Bakteriler de çevrelerini tanırlar. Bazı ortamlarda etkinliklerini durdururlar. Çoğalmazlar. Beklerler. Ve koşullar iyice kötü ise, tohuma (spora) kaçarlar ve bazan yüzlerce yıl uygun koşulların oluşmasını beklerler. Bazı ortamlarda ise şımarırlar. Sere serpe yayılır ve hızla çogalırlar.

Bakterilerde ve atom ve moleküllerde bilinçden bahsedebilir miyiz?

Biz bilinç teriminden çevrenin farkında olmayı kastediyoruz.

Bu bilincin en yalın tanımıdır.

İnsanda uyanıklıktan ve bilinçli olarak çevrenin farkında olmaktan ilginç olarak korteks sorumlu değildir. Korteks sadece kendisine gönderilen uyarılar aracılığı ile çevrenin farkına varmaktadır.

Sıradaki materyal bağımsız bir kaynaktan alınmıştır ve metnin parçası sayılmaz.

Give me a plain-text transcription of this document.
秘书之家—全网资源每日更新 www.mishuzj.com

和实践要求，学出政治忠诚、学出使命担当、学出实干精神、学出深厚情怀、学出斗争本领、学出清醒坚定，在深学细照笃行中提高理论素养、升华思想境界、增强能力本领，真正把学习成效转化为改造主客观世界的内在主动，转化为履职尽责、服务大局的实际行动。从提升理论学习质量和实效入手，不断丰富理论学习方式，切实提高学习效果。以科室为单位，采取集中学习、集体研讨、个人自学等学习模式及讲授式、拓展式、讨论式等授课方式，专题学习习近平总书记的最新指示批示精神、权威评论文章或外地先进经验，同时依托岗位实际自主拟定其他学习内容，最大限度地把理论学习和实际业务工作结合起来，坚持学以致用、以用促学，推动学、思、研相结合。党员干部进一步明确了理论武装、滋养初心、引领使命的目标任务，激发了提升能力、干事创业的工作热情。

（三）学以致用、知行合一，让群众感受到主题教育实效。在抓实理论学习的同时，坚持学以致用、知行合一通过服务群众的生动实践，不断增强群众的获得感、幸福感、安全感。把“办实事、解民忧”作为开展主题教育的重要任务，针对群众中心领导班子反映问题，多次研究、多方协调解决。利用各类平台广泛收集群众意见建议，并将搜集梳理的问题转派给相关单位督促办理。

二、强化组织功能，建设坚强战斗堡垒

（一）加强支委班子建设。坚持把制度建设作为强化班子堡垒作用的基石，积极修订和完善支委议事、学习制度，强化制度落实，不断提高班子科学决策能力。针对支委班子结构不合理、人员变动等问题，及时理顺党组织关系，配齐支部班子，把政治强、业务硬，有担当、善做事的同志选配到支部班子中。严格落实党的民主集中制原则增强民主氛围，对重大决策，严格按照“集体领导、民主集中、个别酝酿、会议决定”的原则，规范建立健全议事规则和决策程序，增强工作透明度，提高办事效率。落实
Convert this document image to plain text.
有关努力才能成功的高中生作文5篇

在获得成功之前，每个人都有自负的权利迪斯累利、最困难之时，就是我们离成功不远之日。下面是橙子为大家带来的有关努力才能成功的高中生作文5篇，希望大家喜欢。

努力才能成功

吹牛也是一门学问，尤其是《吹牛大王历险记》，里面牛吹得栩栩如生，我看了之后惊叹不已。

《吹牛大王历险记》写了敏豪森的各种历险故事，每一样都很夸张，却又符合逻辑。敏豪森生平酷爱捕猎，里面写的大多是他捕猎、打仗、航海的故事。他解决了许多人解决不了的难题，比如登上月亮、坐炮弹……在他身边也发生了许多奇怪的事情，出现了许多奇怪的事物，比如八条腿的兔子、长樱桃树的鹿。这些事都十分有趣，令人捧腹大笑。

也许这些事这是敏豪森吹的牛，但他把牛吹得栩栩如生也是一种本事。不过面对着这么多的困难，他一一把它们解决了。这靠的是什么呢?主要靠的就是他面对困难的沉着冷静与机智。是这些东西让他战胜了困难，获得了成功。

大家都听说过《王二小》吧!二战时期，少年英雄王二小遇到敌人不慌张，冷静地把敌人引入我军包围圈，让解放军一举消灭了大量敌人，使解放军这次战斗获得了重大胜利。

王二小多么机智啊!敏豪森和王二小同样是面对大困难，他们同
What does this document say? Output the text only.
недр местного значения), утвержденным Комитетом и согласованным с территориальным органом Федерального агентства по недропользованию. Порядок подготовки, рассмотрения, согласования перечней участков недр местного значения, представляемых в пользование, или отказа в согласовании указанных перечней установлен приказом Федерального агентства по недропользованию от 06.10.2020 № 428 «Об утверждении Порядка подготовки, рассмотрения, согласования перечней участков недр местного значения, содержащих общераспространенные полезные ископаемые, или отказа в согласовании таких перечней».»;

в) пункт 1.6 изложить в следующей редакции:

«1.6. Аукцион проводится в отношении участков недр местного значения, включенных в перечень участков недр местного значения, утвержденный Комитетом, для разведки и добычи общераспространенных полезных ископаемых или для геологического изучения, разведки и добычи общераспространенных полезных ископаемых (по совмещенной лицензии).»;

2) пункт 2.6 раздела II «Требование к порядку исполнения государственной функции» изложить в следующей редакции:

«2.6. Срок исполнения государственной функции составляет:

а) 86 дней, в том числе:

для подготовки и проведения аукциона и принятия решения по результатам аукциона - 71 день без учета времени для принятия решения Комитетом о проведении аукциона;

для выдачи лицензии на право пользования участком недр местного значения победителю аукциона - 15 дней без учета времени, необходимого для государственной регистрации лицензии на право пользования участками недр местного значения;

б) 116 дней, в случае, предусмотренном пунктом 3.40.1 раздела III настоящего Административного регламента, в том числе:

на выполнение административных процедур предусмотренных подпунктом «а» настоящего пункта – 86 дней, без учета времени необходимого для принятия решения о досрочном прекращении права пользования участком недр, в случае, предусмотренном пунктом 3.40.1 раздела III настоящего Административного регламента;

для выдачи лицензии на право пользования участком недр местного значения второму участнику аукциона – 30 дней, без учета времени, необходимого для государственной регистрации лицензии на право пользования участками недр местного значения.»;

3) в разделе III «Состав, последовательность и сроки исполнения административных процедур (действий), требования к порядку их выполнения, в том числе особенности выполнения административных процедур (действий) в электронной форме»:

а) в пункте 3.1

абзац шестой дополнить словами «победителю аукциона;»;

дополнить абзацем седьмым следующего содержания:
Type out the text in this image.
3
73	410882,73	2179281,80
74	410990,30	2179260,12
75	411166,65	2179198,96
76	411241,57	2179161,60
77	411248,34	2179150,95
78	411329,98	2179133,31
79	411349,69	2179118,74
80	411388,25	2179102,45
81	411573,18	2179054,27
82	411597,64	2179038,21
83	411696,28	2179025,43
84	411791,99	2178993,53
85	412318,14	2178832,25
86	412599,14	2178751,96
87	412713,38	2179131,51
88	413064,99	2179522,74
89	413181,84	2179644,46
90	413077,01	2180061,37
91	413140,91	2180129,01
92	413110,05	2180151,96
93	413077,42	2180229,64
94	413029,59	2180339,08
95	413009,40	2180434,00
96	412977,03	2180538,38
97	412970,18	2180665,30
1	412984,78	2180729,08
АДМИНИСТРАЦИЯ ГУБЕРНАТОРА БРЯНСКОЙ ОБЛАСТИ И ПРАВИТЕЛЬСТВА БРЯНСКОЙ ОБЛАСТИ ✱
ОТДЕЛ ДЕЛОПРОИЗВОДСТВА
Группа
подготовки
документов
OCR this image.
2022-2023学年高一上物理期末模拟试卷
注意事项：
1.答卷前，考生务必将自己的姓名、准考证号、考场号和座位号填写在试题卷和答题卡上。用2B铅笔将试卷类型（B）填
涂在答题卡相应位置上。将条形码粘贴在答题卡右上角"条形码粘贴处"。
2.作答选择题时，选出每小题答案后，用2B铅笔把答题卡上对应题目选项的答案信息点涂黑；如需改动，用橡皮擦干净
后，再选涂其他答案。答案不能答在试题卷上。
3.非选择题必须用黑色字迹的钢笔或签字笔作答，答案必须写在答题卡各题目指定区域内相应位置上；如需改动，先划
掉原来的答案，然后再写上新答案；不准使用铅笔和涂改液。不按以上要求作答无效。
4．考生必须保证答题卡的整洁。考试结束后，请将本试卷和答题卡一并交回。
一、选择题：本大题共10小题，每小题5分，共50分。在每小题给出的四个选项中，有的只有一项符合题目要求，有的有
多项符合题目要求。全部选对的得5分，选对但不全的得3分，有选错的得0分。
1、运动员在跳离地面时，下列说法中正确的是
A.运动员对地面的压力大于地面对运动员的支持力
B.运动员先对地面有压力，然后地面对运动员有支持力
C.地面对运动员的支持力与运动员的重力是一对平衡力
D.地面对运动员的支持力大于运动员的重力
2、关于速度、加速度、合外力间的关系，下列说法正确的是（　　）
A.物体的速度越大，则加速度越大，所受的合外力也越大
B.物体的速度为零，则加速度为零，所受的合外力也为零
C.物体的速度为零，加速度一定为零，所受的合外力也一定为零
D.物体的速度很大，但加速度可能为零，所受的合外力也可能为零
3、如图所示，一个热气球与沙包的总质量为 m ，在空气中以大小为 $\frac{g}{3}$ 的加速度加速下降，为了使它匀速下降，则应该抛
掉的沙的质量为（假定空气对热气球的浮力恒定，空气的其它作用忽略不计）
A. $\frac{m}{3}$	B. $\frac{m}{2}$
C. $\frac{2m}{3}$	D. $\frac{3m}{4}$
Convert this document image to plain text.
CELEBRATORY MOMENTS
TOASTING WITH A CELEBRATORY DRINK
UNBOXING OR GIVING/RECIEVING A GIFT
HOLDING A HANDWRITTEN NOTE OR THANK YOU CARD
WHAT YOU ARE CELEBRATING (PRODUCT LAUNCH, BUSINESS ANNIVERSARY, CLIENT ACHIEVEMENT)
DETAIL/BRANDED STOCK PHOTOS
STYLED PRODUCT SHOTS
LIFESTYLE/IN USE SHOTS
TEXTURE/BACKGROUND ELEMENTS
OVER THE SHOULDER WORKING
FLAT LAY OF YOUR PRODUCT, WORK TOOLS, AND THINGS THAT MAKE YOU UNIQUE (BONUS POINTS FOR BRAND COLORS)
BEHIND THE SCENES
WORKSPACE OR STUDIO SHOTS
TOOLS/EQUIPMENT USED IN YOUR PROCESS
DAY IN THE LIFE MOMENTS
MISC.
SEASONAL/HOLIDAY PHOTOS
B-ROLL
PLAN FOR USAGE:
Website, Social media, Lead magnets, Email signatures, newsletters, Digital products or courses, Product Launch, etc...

Uyanıklıktan ve farkında olmaktan asıl sorumlu tek bir merkez yoktur. Beyinde beyin sapı ile omuriliğin üst kısmı arasında yer alan ve retiküler formasyon denen bir yapı vardır. Orada yaygın olarak dağılmış olan hücreler uyarılarını beynin çesitli yerlerine gönderirler. Bu arada korteks de oradaki hücrelerden uyarılar alır.

Ve beyin çevresinin farkına vardığının farkına varır.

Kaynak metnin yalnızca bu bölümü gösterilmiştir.